The first fighters were expected to arrive at PKK bases in northern Iraq within a week.

But a PKK commander for the Semdinli area told a local source that guerrillas were unable to cross into Iraq because of increased security, including new checkpoints and soldiers deployed on mountainsides.

On the road to Semdinli, where the PKK launched their insurgency with an attack on August 15, 1984, soldiers and police appeared to be mostly waving regular traffic through.

“I think this is our best chance yet for peace. On the front line, both sides want the bloodshed to stop,” said a 30-year-old sergeant among a group of soldiers drinking tea behind a row of sandbags at a checkpoint.

Prime Minister Recep Tayyip Erdogan has taken a huge gamble with the process, attracting a nationalist backlash before elections next year as he seeks to end a conflict which has put a huge burden on state coffers and tarnished Turkey’s image abroad.

The PKK, designated a terrorist organisation by Turkey, the US and European Union, said in a statement yesterday that the Turkish military had bombarded areas around Semdinli with artillery and mortars on Tuesday.

It has reported a series of similar barrages in recent days, but there have been no reports of casualties. Turkey has pledged to maintain the fight against the PKK until they disarm, but Erdogan said they will not be targeted during the pullout.

Few areas have been scarred by the conflict more than Semdinli, accessible by a single road that cuts through emerald-green valleys and snowcapped mountains, and which witnessed the deadliest clashes in more than a decade last year.

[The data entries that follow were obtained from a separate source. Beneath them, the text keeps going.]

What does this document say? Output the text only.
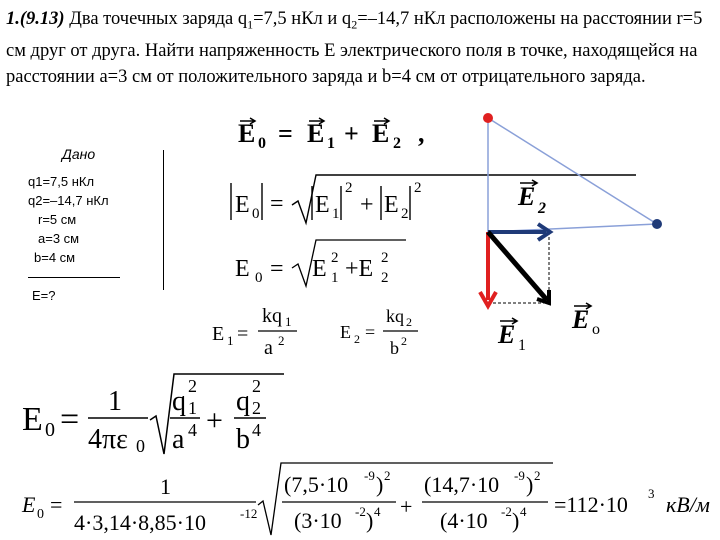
1.(9.13) Два точечных заряда $q_1=7,5$ нКл и $q_2=-14,7$ нКл расположены на расстоянии r=5 см друг от друга. Найти напряженность E электрического поля в точке, находящейся на расстоянии a=3 см от положительного заряда и b=4 см от отрицательного заряда.
Дано
q1=7,5 нКл
q2=–14,7 нКл
r=5 см
a=3 см
b=4 см
E=?
E 0 = E 1 + E 2 ,
E 0 = E 1
2
+ E 2
2
E 0 = E 1
2 +E 2
2
E 1 =
kq 1
a 2	E 2 =
kq 2
b 2
E 0 = 1
4πε 0
q 1
2
a 4 +
q 2
2
b 4
E 0 =
1
4·3,14·8,85·10	-12
(7,5·10 -9 ) 2
(3·10 -2 ) 4 +
(14,7·10 -9 ) 2
(4·10 -2 ) 4 =112·10 3 кВ/м
E 2
E o
E 1
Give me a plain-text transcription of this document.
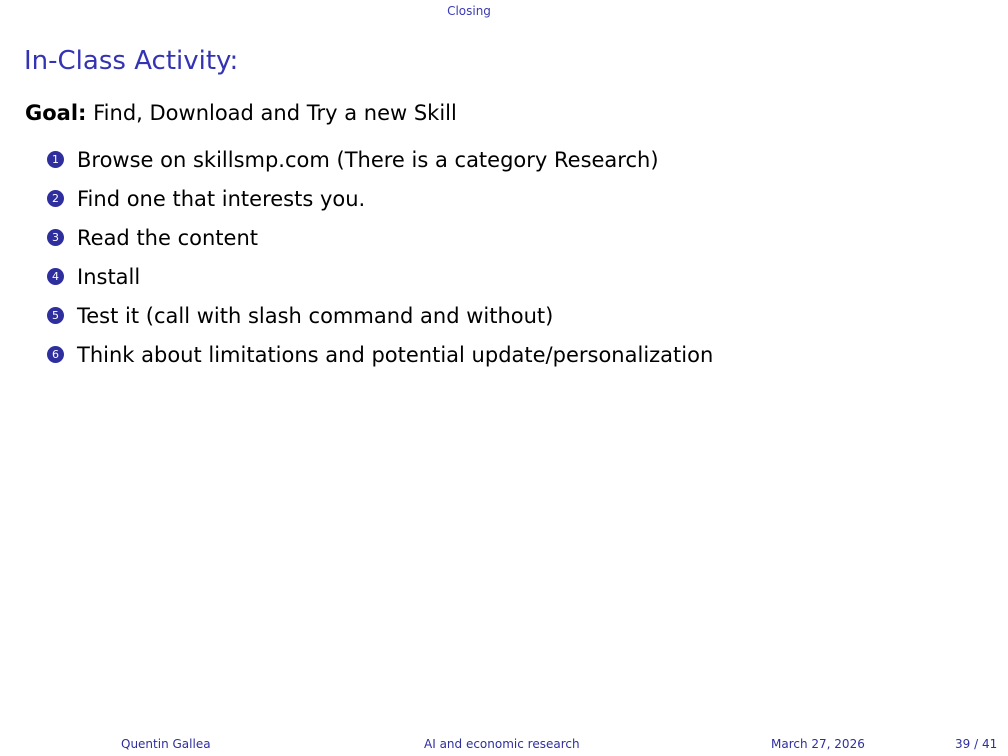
Closing
In-Class Activity:
Goal: Find, Download and Try a new Skill
1 Browse on skillsmp.com (There is a category Research)
2 Find one that interests you.
3 Read the content
4 Install
5 Test it (call with slash command and without)
6 Think about limitations and potential update/personalization
Quentin Gallea	AI and economic research	March 27, 2026	39 / 41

“This town has never known normalcy. It has always been in the crosshairs of war,” said 30-year-old mayor Sedat Tore. He does not remember a time in his life without the violence.

“May 8 represents an enormous opportunity to finally silence the guns. The people don’t understand this process fully, but they are hopeful. They are searching for even the smallest ray of light at the end of the tunnel,” he said.

Erdogan reiterated a call for the rebels to disarm before leaving. The PKK has rejected this, fearing they could come under attack, as they did in a previous pullback.

“They surely know the routes from which they have entered Turkey and can use the same routes to leave,” Erdogan told reporters on Tuesday.

Karayilan has warned that PKK fighters will retaliate if the Turkish army launches any kind of operation against them.

Hugh Pope, Turkey project director for the International Crisis Group, said the withdrawal’s significance was symbolic as the fighters will not have disarmed and could return, with the acid test being an absence of clashes to build confidence.

“This is the most promising peace process we’ve seen,” he said.

Success, he added, would require a series of reforms to promote reintegration including anti-terrorism laws and Kurdish language education, and amendments to parts of the constitution.